5 hábitos para una comunicación eficaz desde la Bioneuroemoción®

5 hábitos para una comunicación eficaz desde la Bioneuroemoción®

No es lo mismo hablar que comunicar. Solemos cometer el error de prestar atención únicamente a lo que ocurre a nuestro alrededor, responsabilizando a los demás de nuestro estado emocional, de este modo olvidamos observar lo que realmente importa, que es cómo nos hace sentir aquello que nos sucede, qué estado emocional nos provoca, dónde resuena en nuestra historia y para qué.

Emplear un lenguaje positivo:

El inconsciente no distingue el “no”. Debemos usar el lenguaje para acercarnos a nuestro objetivo deseado, en lugar de destacar aquello que nos está molestando. Es bien distinto decir “No me grites” a decir “Háblame en un tono más bajo”.

Responsabilizarnos de nuestras emociones:

Todo aquello que nos afecta, refleja una parte de nosotros mismos. Por ello, es mejor usar un lenguaje proactivo, en el que haremos un pequeño ejercicio de autoindagación para observar qué queremos conseguir para nosotros mismos. Siguiendo con el ejemplo, nos preguntaríamos: ¿cómo me sientan cuando me gritan? ¿qué consigo cuando me hablan en un tono más bajo?

Utilizar un lenguaje concreto y descriptivo:

Una comunicación eficaz es aquella que deja poco a la imaginación. Siendo descriptivos y concretos estamos favoreciendo la comprensión y creando una interacción efectiva. En lugar de decir “Háblame mejor” o “Háblame con respeto” especificaremos “Háblame con un tono más bajo”.

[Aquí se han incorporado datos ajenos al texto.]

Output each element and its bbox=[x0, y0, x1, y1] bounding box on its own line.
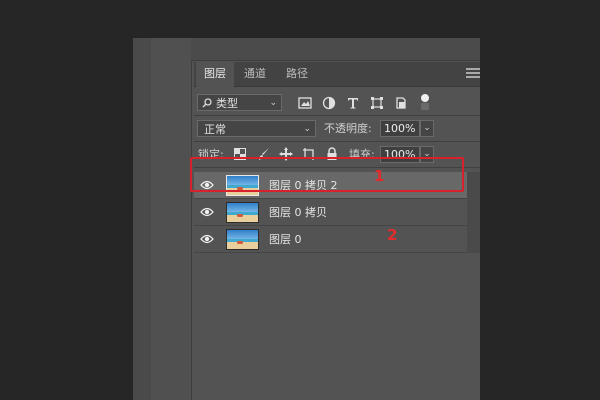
filter-kind-select[interactable]: 类型 ⌄ bbox=[197, 94, 282, 111]
opacity-dropdown-button[interactable]: ⌄ bbox=[420, 120, 434, 137]
layer-list: 图层 0 拷贝 2 图层 0 拷贝 图层 0 bbox=[194, 172, 480, 400]
layer-thumbnail bbox=[226, 202, 259, 223]
layer-thumbnail bbox=[226, 229, 259, 250]
layer-list-scrollbar[interactable] bbox=[467, 172, 480, 253]
photoshop-window: 图层 通道 路径 类型 ⌄ 正常 ⌄ 不透明度: 100% ⌄ 锁定: 填充: … bbox=[133, 38, 480, 400]
layer-row-original[interactable]: 图层 0 bbox=[194, 226, 467, 253]
tab-paths[interactable]: 路径 bbox=[278, 62, 316, 86]
pixel-layer-filter-icon[interactable] bbox=[298, 96, 312, 110]
dock-strip bbox=[151, 38, 192, 400]
blend-mode-select[interactable]: 正常 ⌄ bbox=[197, 120, 316, 137]
type-layer-filter-icon[interactable] bbox=[346, 96, 360, 110]
panel-dock-header bbox=[191, 38, 480, 61]
layer-row-copy[interactable]: 图层 0 拷贝 bbox=[194, 199, 467, 226]
visibility-eye-icon[interactable] bbox=[200, 233, 214, 245]
annotation-marker-1: 1 bbox=[374, 167, 385, 185]
stage: 图层 通道 路径 类型 ⌄ 正常 ⌄ 不透明度: 100% ⌄ 锁定: 填充: … bbox=[0, 0, 600, 400]
highlight-box bbox=[190, 157, 464, 192]
divider bbox=[194, 141, 480, 142]
tab-layers[interactable]: 图层 bbox=[196, 62, 234, 87]
layer-name[interactable]: 图层 0 拷贝 bbox=[269, 199, 327, 226]
chevron-down-icon: ⌄ bbox=[303, 124, 311, 134]
divider bbox=[194, 115, 480, 116]
visibility-eye-icon[interactable] bbox=[200, 206, 214, 218]
shape-layer-filter-icon[interactable] bbox=[370, 96, 384, 110]
layers-panel: 图层 通道 路径 类型 ⌄ 正常 ⌄ 不透明度: 100% ⌄ 锁定: 填充: … bbox=[194, 62, 480, 400]
filter-toggle-icon[interactable] bbox=[421, 94, 429, 110]
tab-channels[interactable]: 通道 bbox=[236, 62, 274, 86]
panel-tabs: 图层 通道 路径 bbox=[194, 62, 480, 87]
filter-row: 类型 ⌄ bbox=[194, 92, 480, 112]
layer-name[interactable]: 图层 0 bbox=[269, 226, 302, 253]
opacity-label: 不透明度: bbox=[324, 122, 372, 135]
filter-kind-label: 类型 bbox=[216, 97, 238, 110]
blend-row: 正常 ⌄ 不透明度: 100% ⌄ bbox=[194, 118, 480, 138]
smart-object-filter-icon[interactable] bbox=[394, 96, 408, 110]
annotation-marker-2: 2 bbox=[387, 226, 398, 244]
opacity-input[interactable]: 100% bbox=[380, 120, 420, 137]
tool-strip bbox=[133, 38, 151, 400]
search-icon bbox=[202, 98, 212, 108]
blend-mode-label: 正常 bbox=[204, 123, 226, 136]
adjustment-layer-filter-icon[interactable] bbox=[322, 96, 336, 110]
chevron-down-icon: ⌄ bbox=[269, 98, 277, 108]
chevron-down-icon: ⌄ bbox=[423, 123, 431, 133]
panel-menu-icon[interactable] bbox=[466, 68, 480, 80]
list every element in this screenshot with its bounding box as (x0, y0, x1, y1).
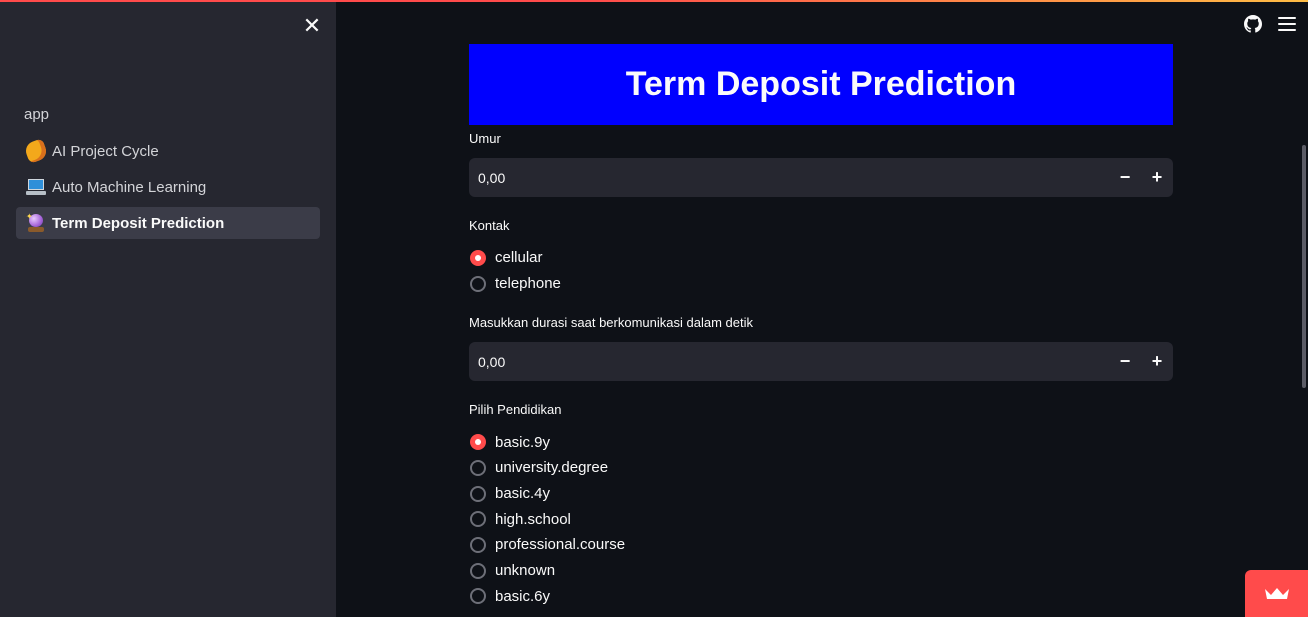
radio-option-label: basic.6y (495, 587, 551, 605)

Comunicar sin el deseo de cambiar a nadie:

Si bien podemos decidir seguir viviendo una situación o evitarla, una comunicación será más eficaz cuando el resultado deseado menos dependa del comportamiento de terceros. Realizaremos la petición sin juzgar al otro, solamente expresando nuestra necesidad. En lugar de decirle “Eres un déspota”, diremos “Me siento mal cuando me gritas”.

Prestar atención de qué modo nos comunicamos:

Siendo conscientes de cómo nos expresamos, sabremos cuál es el mensaje que realmente estamos comunicando y, entonces, podremos elegir libremente qué aspectos queremos cambiar de nuestra comunicación para que sea más eficaz. Quizás nosotros mismos no demos cuenta si nuestro tono al hablar es elevado, pudiendo transmitir una sensación de agresividad que no deseamos comunicar.